4.9. Other possible reasons for cancellation of the plans
Any grounds for cancellation of the Plan will be specified by the Board of Directors at the time of its implementation.
4.10. Reasons for any redemption by the Company of the financial instruments involved in the plans pursuant to Article 2357 et seq. of the Italian Civil Code; the beneficiaries of the redemption, indicating whether the redemption is intended only for particular categories of employees; the effects of termination of the work relationship
Not applicable.
4.11. Any loans or other facilities intended to be granted for the purchase of the shares pursuant to Article 2358, paragraph 3 of the Italian Civil Code
Not applicable.
4.12. Assessments of the expected burden for the Company at the date of the assignment, as determined on the basis of terms and conditions already defined, by total amount and in relation to each instrument of the Plan
This value cannot be determined at present, as it will depend on the value of the Share at the time of Attribution of the Phantom Stock. The expected cost for the Company corresponds to the fair value of the Rights serving the Plan, which will be determined precisely at the Assignment of the Rights. Information on the overall cost of the Plan will be provided in the manner and within the time limits set out in Article 84-bis, paragraph 5, letter a) of the Issuers' Regulation.

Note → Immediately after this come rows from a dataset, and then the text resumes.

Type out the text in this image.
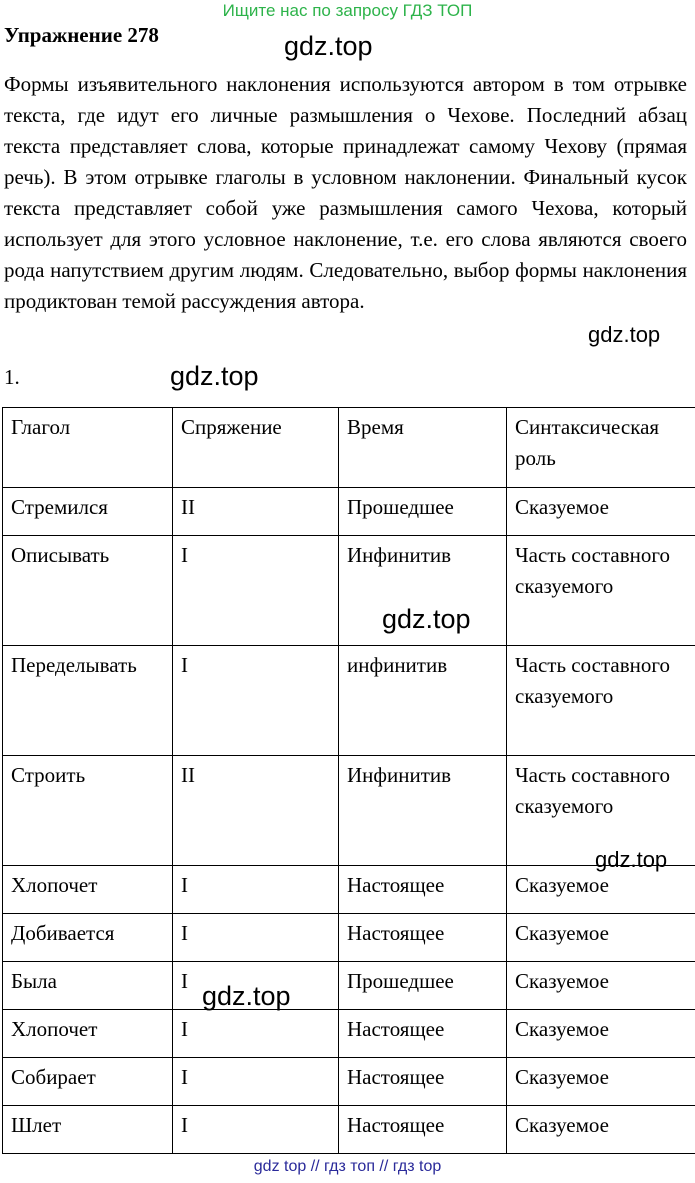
Ищите нас по запросу ГДЗ ТОП
Упражнение 278

Формы изъявительного наклонения используются автором в том отрывке текста, где идут его личные размышления о Чехове. Последний абзац текста представляет слова, которые принадлежат самому Чехову (прямая речь). В этом отрывке глаголы в условном наклонении. Финальный кусок текста представляет собой уже размышления самого Чехова, который использует для этого условное наклонение, т.е. его слова являются своего рода напутствием другим людям. Следовательно, выбор формы наклонения продиктован темой рассуждения автора.

1.
Глагол	Спряжение	Время	Синтаксическая роль
Стремился	II	Прошедшее	Сказуемое
Описывать	I	Инфинитив	Часть составного сказуемого
Переделывать	I	инфинитив	Часть составного сказуемого
Строить	II	Инфинитив	Часть составного сказуемого
Хлопочет	I	Настоящее	Сказуемое
Добивается	I	Настоящее	Сказуемое
Была	I	Прошедшее	Сказуемое
Хлопочет	I	Настоящее	Сказуемое
Собирает	I	Настоящее	Сказуемое
Шлет	I	Настоящее	Сказуемое
gdz.top
gdz.top
gdz.top
gdz.top
gdz.top
gdz.top
gdz top // гдз топ // гдз top
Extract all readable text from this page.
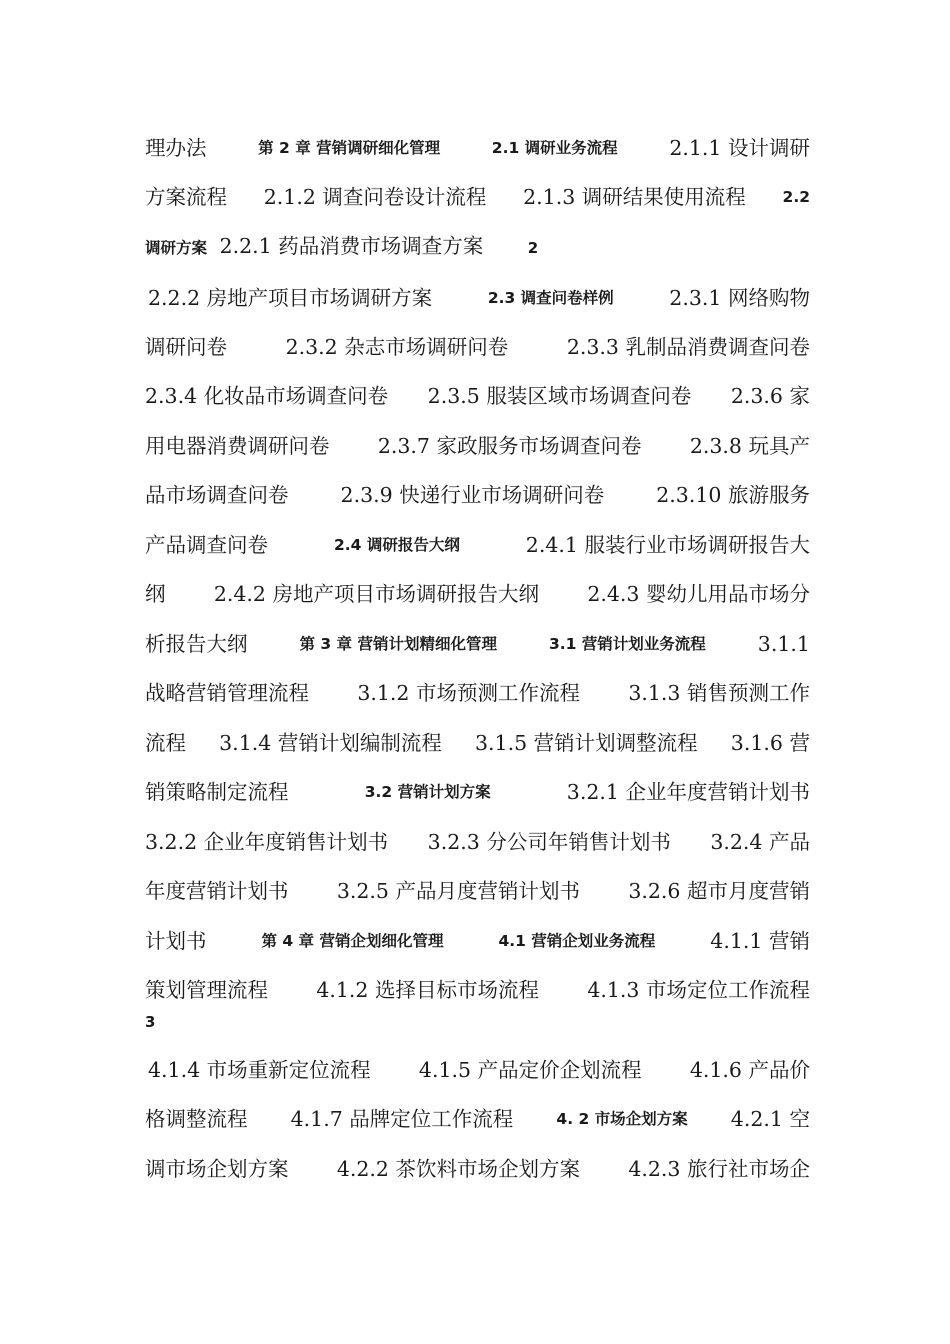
理办法	第 2 章 营销调研细化管理	2.1 调研业务流程	2.1.1 设计调研
方案流程 2.1.2 调查问卷设计流程 2.1.3 调研结果使用流程 2.2
调研方案 2.2.1 药品消费市场调查方案	2
2.2.2 房地产项目市场调研方案	2.3 调查问卷样例	2.3.1 网络购物
调研问卷	2.3.2 杂志市场调研问卷	2.3.3 乳制品消费调查问卷
2.3.4 化妆品市场调查问卷 2.3.5 服装区域市场调查问卷 2.3.6 家
用电器消费调研问卷 2.3.7 家政服务市场调查问卷 2.3.8 玩具产
品市场调查问卷	2.3.9 快递行业市场调研问卷	2.3.10 旅游服务
产品调查问卷	2.4 调研报告大纲	2.4.1 服装行业市场调研报告大
纲 2.4.2 房地产项目市场调研报告大纲 2.4.3 婴幼儿用品市场分
析报告大纲	第 3 章 营销计划精细化管理	3.1 营销计划业务流程	3.1.1
战略营销管理流程 3.1.2 市场预测工作流程 3.1.3 销售预测工作
流程 3.1.4 营销计划编制流程 3.1.5 营销计划调整流程 3.1.6 营
销策略制定流程	3.2 营销计划方案	3.2.1 企业年度营销计划书
3.2.2 企业年度销售计划书 3.2.3 分公司年销售计划书 3.2.4 产品
年度营销计划书 3.2.5 产品月度营销计划书 3.2.6 超市月度营销
计划书	第 4 章 营销企划细化管理	4.1 营销企划业务流程	4.1.1 营销
策划管理流程 4.1.2 选择目标市场流程 4.1.3 市场定位工作流程
3
4.1.4 市场重新定位流程 4.1.5 产品定价企划流程 4.1.6 产品价
格调整流程 4.1.7 品牌定位工作流程	4. 2 市场企划方案 4.2.1 空
调市场企划方案 4.2.2 茶饮料市场企划方案 4.2.3 旅行社市场企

4.13. Any dilutive effects on capital brought about by compensation plans
Not applicable.
4.14.-4.23.
The sections relating to the attribution of shares and stock options are not applicable.
Table no. 1, required by paragraph 4.24 of Scheme 7 of Annex 3A to the Issuers' Regulation, will be provided subsequently according to the procedures set out in Article 84-bis, paragraph 5, letter a) of the Issuers' Regulation.